Si les manifestations fonctionnelles du cerveau ont été les premières qui ont attiré l’attention des philosophes, elles seront certainement les dernières qu’expliquera le physiologiste. Nous pensons que les progrès de la science moderne permettent aujourd’hui d’aborder la physiologie du cerveau ; mais avant d’entrer dans l’étude des fonctions cérébrales, il faut bien s’entendre sur le point de départ. Ici nous avons voulu seulement poser un terme du problème, et montrer qu’il faut renoncer à l’opinion que le cerveau forme une exception dans l’organisme, qu’il est le substratum de l’intelligence et non son organe. Cette idée est non-seulement une conception surannée, mais c’est une conception antiscientifique, nuisible aux progrès de la physiologie et de la psychologie. Comment comprendre en effet qu’un appareil quelconque du domaine de la nature brute ou vivante puisse être le siège d’un phénomène sans en être l’instrument ? On est évidemment influencé par des idées préconçues dans la question des fonctions du cerveau, et on en combat la solution par des argumens de tendance.

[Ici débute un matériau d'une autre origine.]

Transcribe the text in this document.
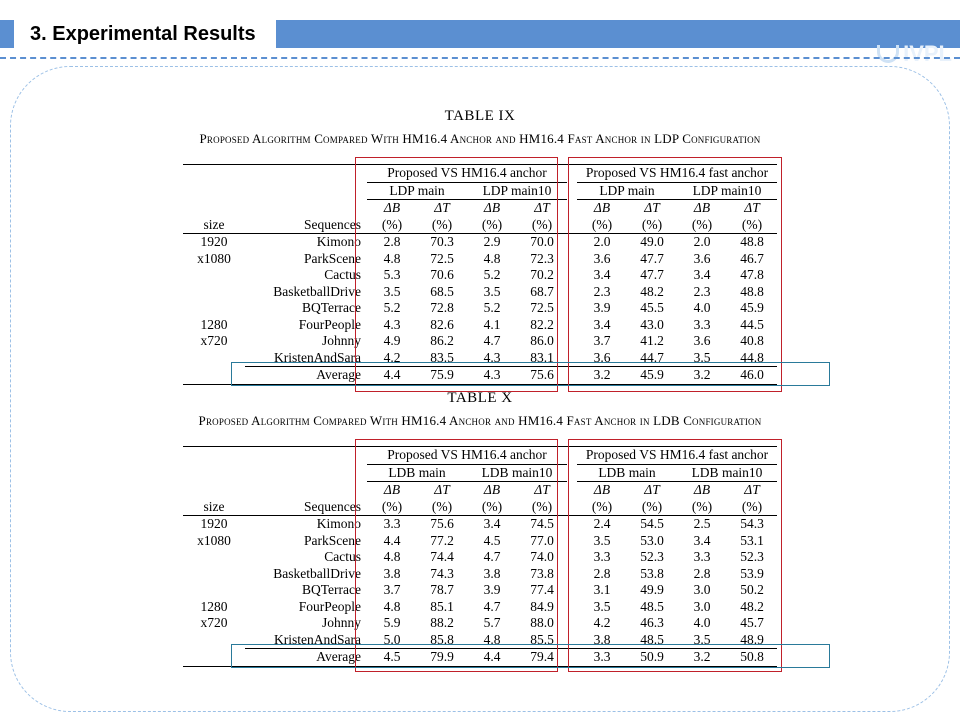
3. Experimental Results
IVPL
TABLE IX
Proposed Algorithm Compared With HM16.4 Anchor and HM16.4 Fast Anchor in LDP Configuration
		Proposed VS HM16.4 anchor					Proposed VS HM16.4 fast anchor			
		LDP main		LDP main10			LDP main		LDP main10	
		ΔB	ΔT	ΔB	ΔT		ΔB	ΔT	ΔB	ΔT
size	Sequences	(%)	(%)	(%)	(%)		(%)	(%)	(%)	(%)
1920	Kimono	2.8	70.3	2.9	70.0		2.0	49.0	2.0	48.8
x1080	ParkScene	4.8	72.5	4.8	72.3		3.6	47.7	3.6	46.7
	Cactus	5.3	70.6	5.2	70.2		3.4	47.7	3.4	47.8
	BasketballDrive	3.5	68.5	3.5	68.7		2.3	48.2	2.3	48.8
	BQTerrace	5.2	72.8	5.2	72.5		3.9	45.5	4.0	45.9
1280	FourPeople	4.3	82.6	4.1	82.2		3.4	43.0	3.3	44.5
x720	Johnny	4.9	86.2	4.7	86.0		3.7	41.2	3.6	40.8
	KristenAndSara	4.2	83.5	4.3	83.1		3.6	44.7	3.5	44.8
	Average	4.4	75.9	4.3	75.6		3.2	45.9	3.2	46.0
TABLE X
Proposed Algorithm Compared With HM16.4 Anchor and HM16.4 Fast Anchor in LDB Configuration
		Proposed VS HM16.4 anchor					Proposed VS HM16.4 fast anchor			
		LDB main		LDB main10			LDB main		LDB main10	
		ΔB	ΔT	ΔB	ΔT		ΔB	ΔT	ΔB	ΔT
size	Sequences	(%)	(%)	(%)	(%)		(%)	(%)	(%)	(%)
1920	Kimono	3.3	75.6	3.4	74.5		2.4	54.5	2.5	54.3
x1080	ParkScene	4.4	77.2	4.5	77.0		3.5	53.0	3.4	53.1
	Cactus	4.8	74.4	4.7	74.0		3.3	52.3	3.3	52.3
	BasketballDrive	3.8	74.3	3.8	73.8		2.8	53.8	2.8	53.9
	BQTerrace	3.7	78.7	3.9	77.4		3.1	49.9	3.0	50.2
1280	FourPeople	4.8	85.1	4.7	84.9		3.5	48.5	3.0	48.2
x720	Johnny	5.9	88.2	5.7	88.0		4.2	46.3	4.0	45.7
	KristenAndSara	5.0	85.8	4.8	85.5		3.8	48.5	3.5	48.9
	Average	4.5	79.9	4.4	79.4		3.3	50.9	3.2	50.8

Les uns ne veulent pas admettre que le cerveau soit l’organe de l’intelligence, parce qu’ils craignent d’être engagés par cette concession dans des doctrines matérialistes, les autres au contraire se hâtent de placer arbitrairement l’intelligence dans une cellule nerveuse ronde ou fusiforme pour qu’on ne les taxe pas de spiritualisme. Quant à nous, nous ne nous préoccuperons pas de ces craintes. La physiologie nous montre que, sauf la différence et la complexité plus grande des phénomènes, le cerveau est l’organe de l’intelligence au même titre que le cœur est l’organe de la circulation, que le larynx est l’organe de la voix. Nous découvrons partout une liaison nécessaire entre les organes et leurs fonctions ; c’est là un principe général auquel aucun organe du corps ne saurait se soustraire. La physiologie doit donc, à l’exemple des sciences plus avancées, se dégager des entraves philosophiques qui gêneraient sa marche ; sa mission est de rechercher la vérité avec calme et confiance, son but de l’établir d’une manière impérissable sans avoir jamais à redouter la forme sous laquelle elle peut lui apparaître.